Editor-in-chief of the International Journal of Mobile and Blended Learning.

Introduction to mobile programming

This session provides a broad introduction to the concepts of mobile programming and reasons for using Application Inventor for this workshop.

Dr John Casey

Lecturer and Programme Leader, Department of Computing, Unitec Institute of Technology,

Mobile Programming using the Application Inventor for Android      

Introduce students to computer science and programming basics by teaching them to develop applications for Android mobile phones. Using MIT App Inventor, an online development tool, hard-to-learn syntax is unnecessary, and programming skills are taught with an intuitive, visual approach making coding principles easy to learn and put into practice.

Mahsa Mohaghegh

Dr Mahsa Mohaghegh

Lecturer and Programme Leader, Department of Computing, Unitec Institute of Technology.

Robotics in education

Robotics is becoming increasingly important in education. When used properly, robotics can provide an ideal platform for teaching many subjects including mathematics, science, design, technology, and ICT.

Unlike computers, robots are embedded in the real-world as physical agents. Therefore, working with robots develops creative real-world problem solving skills in students. By doing a robotic project, engineering principles such as electrical, mechanical, and chemical as well as IT skills can be developed.
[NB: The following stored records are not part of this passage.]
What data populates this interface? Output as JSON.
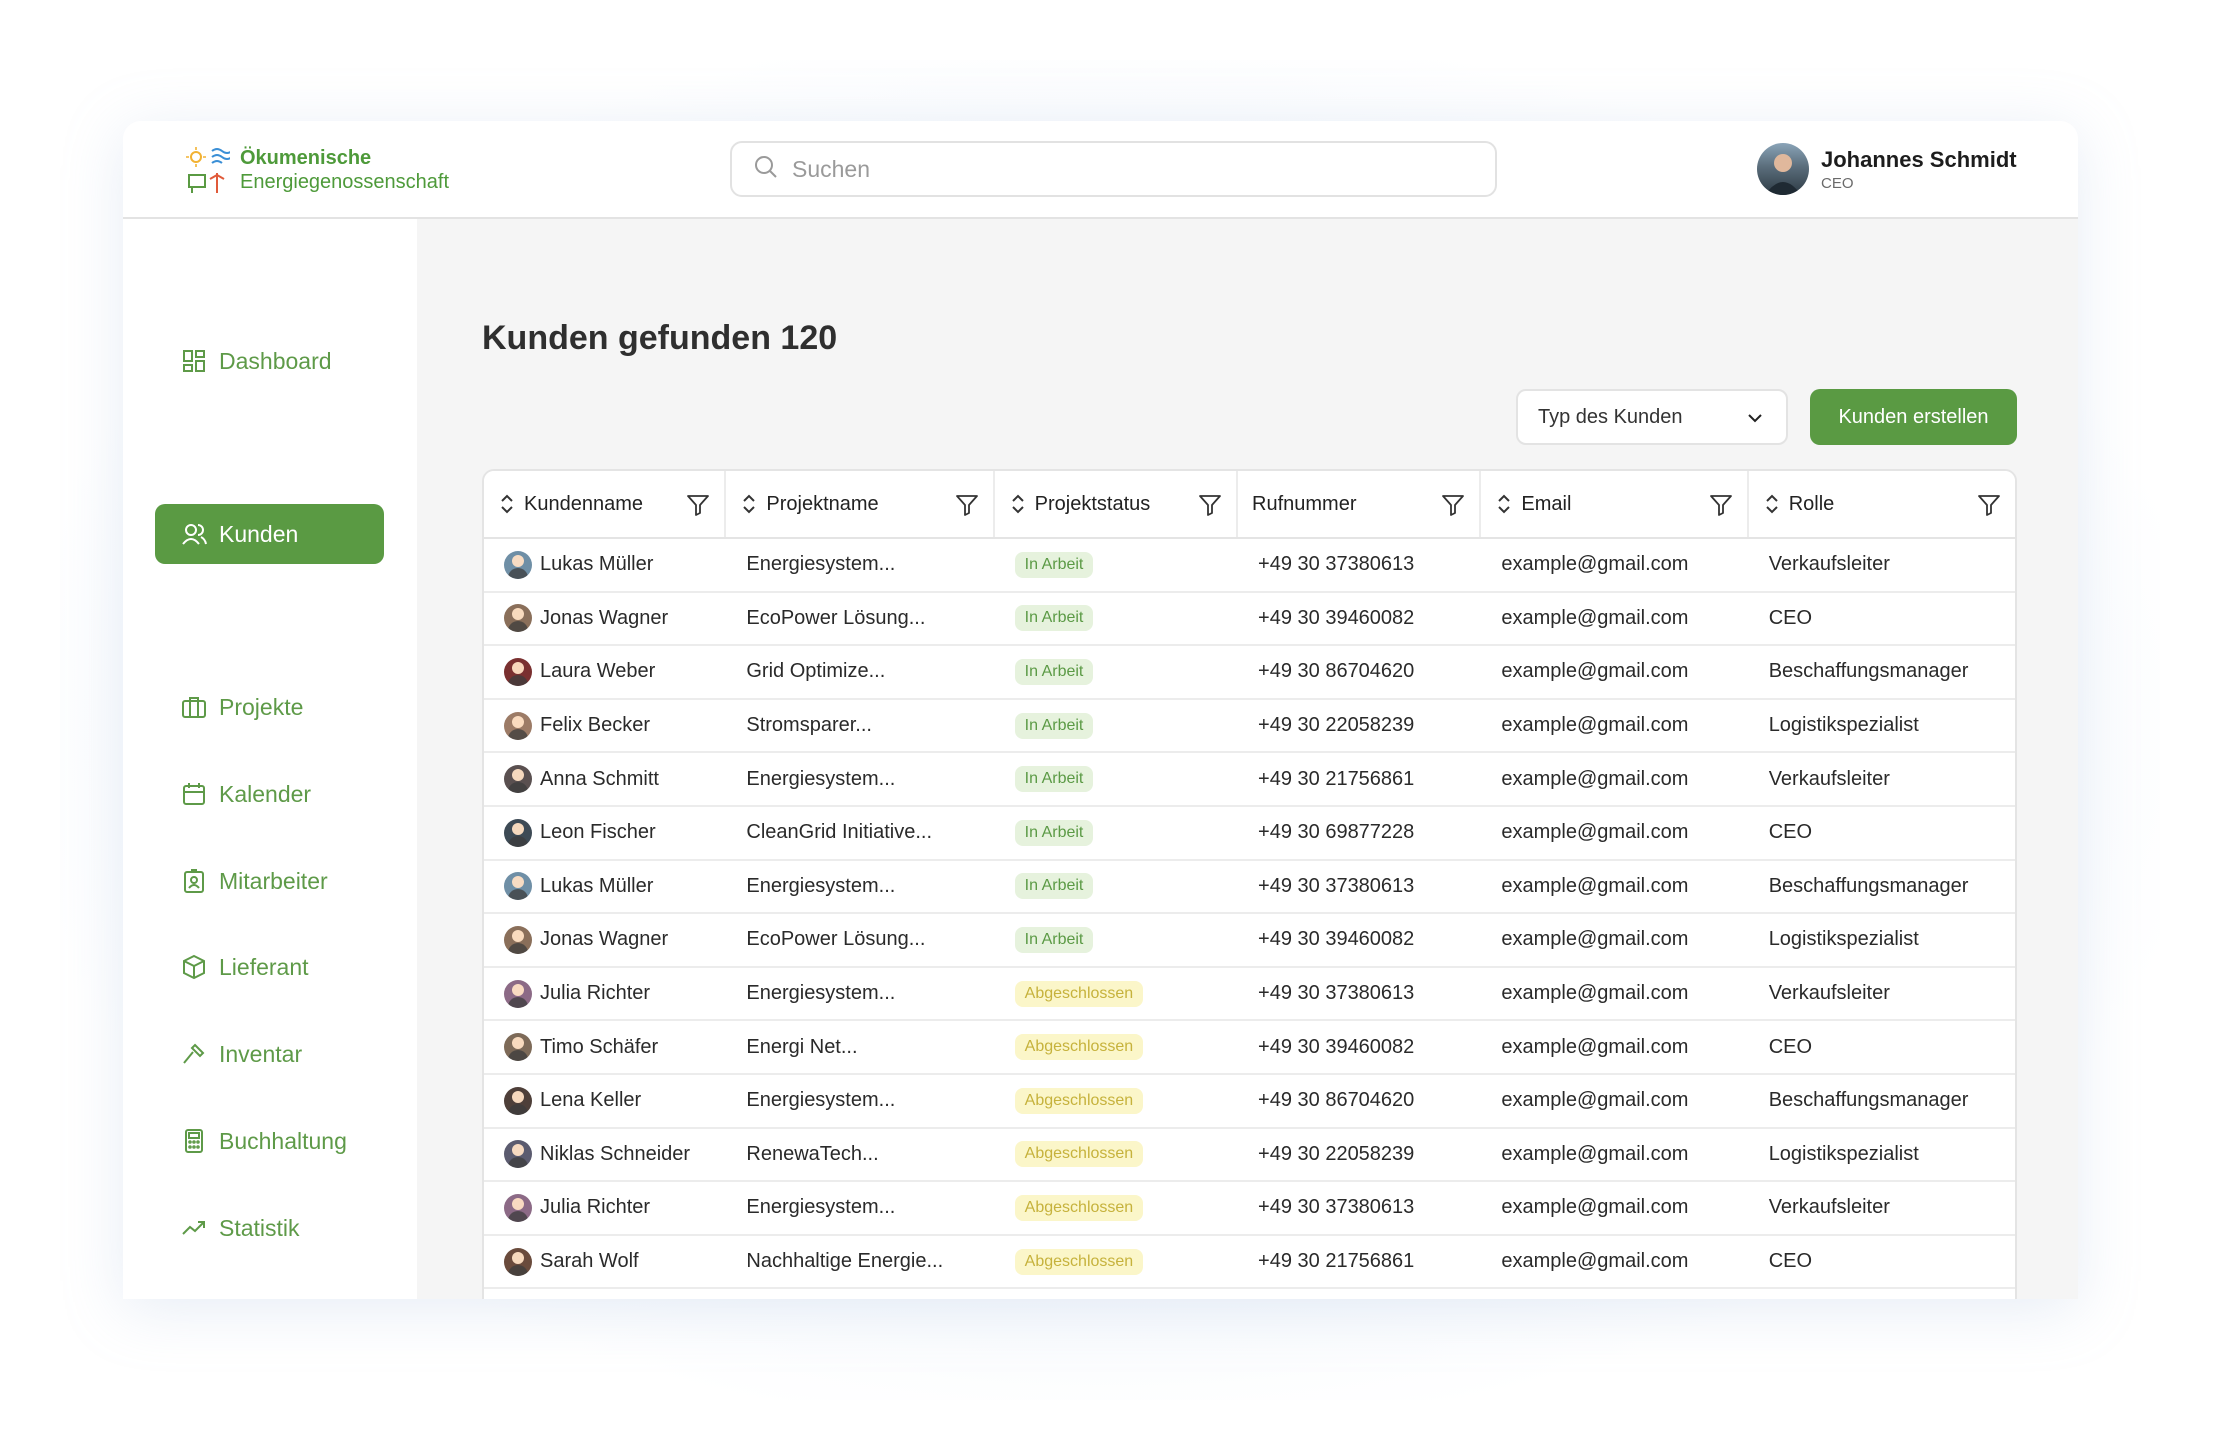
{
  "brand": {
    "line1": "Ökumenische",
    "line2": "Energiegenossenschaft"
  },
  "search": {
    "placeholder": "Suchen"
  },
  "user": {
    "name": "Johannes Schmidt",
    "role": "CEO"
  },
  "sidebar": {
    "items": [
      {
        "label": "Dashboard",
        "icon": "dashboard-icon",
        "active": false
      },
      {
        "label": "Kunden",
        "icon": "users-icon",
        "active": true
      },
      {
        "label": "Projekte",
        "icon": "briefcase-icon",
        "active": false
      },
      {
        "label": "Kalender",
        "icon": "calendar-icon",
        "active": false
      },
      {
        "label": "Mitarbeiter",
        "icon": "id-badge-icon",
        "active": false
      },
      {
        "label": "Lieferant",
        "icon": "box-icon",
        "active": false
      },
      {
        "label": "Inventar",
        "icon": "hammer-icon",
        "active": false
      },
      {
        "label": "Buchhaltung",
        "icon": "calculator-icon",
        "active": false
      },
      {
        "label": "Statistik",
        "icon": "trend-up-icon",
        "active": false
      }
    ]
  },
  "main": {
    "title": "Kunden gefunden 120",
    "type_select": "Typ des Kunden",
    "create_button": "Kunden erstellen"
  },
  "table": {
    "columns": [
      "Kundenname",
      "Projektname",
      "Projektstatus",
      "Rufnummer",
      "Email",
      "Rolle"
    ],
    "status_colors": {
      "In Arbeit": "#5b9a45",
      "Abgeschlossen": "#c6b23c"
    },
    "rows": [
      {
        "name": "Lukas Müller",
        "project": "Energiesystem...",
        "status": "In Arbeit",
        "phone": "+49 30 37380613",
        "email": "example@gmail.com",
        "role": "Verkaufsleiter"
      },
      {
        "name": "Jonas Wagner",
        "project": "EcoPower Lösung...",
        "status": "In Arbeit",
        "phone": "+49 30 39460082",
        "email": "example@gmail.com",
        "role": "CEO"
      },
      {
        "name": "Laura Weber",
        "project": "Grid Optimize...",
        "status": "In Arbeit",
        "phone": "+49 30 86704620",
        "email": "example@gmail.com",
        "role": "Beschaffungsmanager"
      },
      {
        "name": "Felix Becker",
        "project": "Stromsparer...",
        "status": "In Arbeit",
        "phone": "+49 30 22058239",
        "email": "example@gmail.com",
        "role": "Logistikspezialist"
      },
      {
        "name": "Anna Schmitt",
        "project": "Energiesystem...",
        "status": "In Arbeit",
        "phone": "+49 30 21756861",
        "email": "example@gmail.com",
        "role": "Verkaufsleiter"
      },
      {
        "name": "Leon Fischer",
        "project": "CleanGrid Initiative...",
        "status": "In Arbeit",
        "phone": "+49 30 69877228",
        "email": "example@gmail.com",
        "role": "CEO"
      },
      {
        "name": "Lukas Müller",
        "project": "Energiesystem...",
        "status": "In Arbeit",
        "phone": "+49 30 37380613",
        "email": "example@gmail.com",
        "role": "Beschaffungsmanager"
      },
      {
        "name": "Jonas Wagner",
        "project": "EcoPower Lösung...",
        "status": "In Arbeit",
        "phone": "+49 30 39460082",
        "email": "example@gmail.com",
        "role": "Logistikspezialist"
      },
      {
        "name": "Julia Richter",
        "project": "Energiesystem...",
        "status": "Abgeschlossen",
        "phone": "+49 30 37380613",
        "email": "example@gmail.com",
        "role": "Verkaufsleiter"
      },
      {
        "name": "Timo Schäfer",
        "project": "Energi Net...",
        "status": "Abgeschlossen",
        "phone": "+49 30 39460082",
        "email": "example@gmail.com",
        "role": "CEO"
      },
      {
        "name": "Lena Keller",
        "project": "Energiesystem...",
        "status": "Abgeschlossen",
        "phone": "+49 30 86704620",
        "email": "example@gmail.com",
        "role": "Beschaffungsmanager"
      },
      {
        "name": "Niklas Schneider",
        "project": "RenewaTech...",
        "status": "Abgeschlossen",
        "phone": "+49 30 22058239",
        "email": "example@gmail.com",
        "role": "Logistikspezialist"
      },
      {
        "name": "Julia Richter",
        "project": "Energiesystem...",
        "status": "Abgeschlossen",
        "phone": "+49 30 37380613",
        "email": "example@gmail.com",
        "role": "Verkaufsleiter"
      },
      {
        "name": "Sarah Wolf",
        "project": "Nachhaltige Energie...",
        "status": "Abgeschlossen",
        "phone": "+49 30 21756861",
        "email": "example@gmail.com",
        "role": "CEO"
      }
    ]
  },
  "colors": {
    "brand_green": "#5a9a43",
    "main_bg": "#f5f5f5"
  }
}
By using robotics in the classroom, it is possible to expose students to future career paths. More importantly, robotics is a perfect way to show students that engineering and IT can be fun. The focus of this session is how robotics can be effectively used in high schools to support teaching.

 

Dr Chandimal Jayawardena

Lecturer and Programme Leader, Department of Computing, Unitec Institute of Technology,

Introduction to cybersecurity

Cybercrime is bigger than the global black market in marijuana, cocaine and heroin combined. Globally over the last 12 months, cybercrime cost 463 billion dollars and was experienced by 431 million adults. In that same period cybercrime against New Zealanders cost 625 million dollars (statistics from New Zealand's National Cyber Security Centre).

Unitec has responded to this problem by developing New Zealand's first Cybersecurity Research Centre and the only institution in NZ providing a range of educational programs from Bachelors to Doctorate and short courses. This session will show you the technology that we are using to monitor cyber attacks, and discuss the issues raised in cyber security research. It will discuss the importance of creating a public awareness of this area and what Unitec has planned for schools. It will also outline the range of careers available in the field of cyber security.

Assoc. Prof. Hossein Sarrafzedeh

Head of Department, Department of Computing, Unitec Institute of Technology.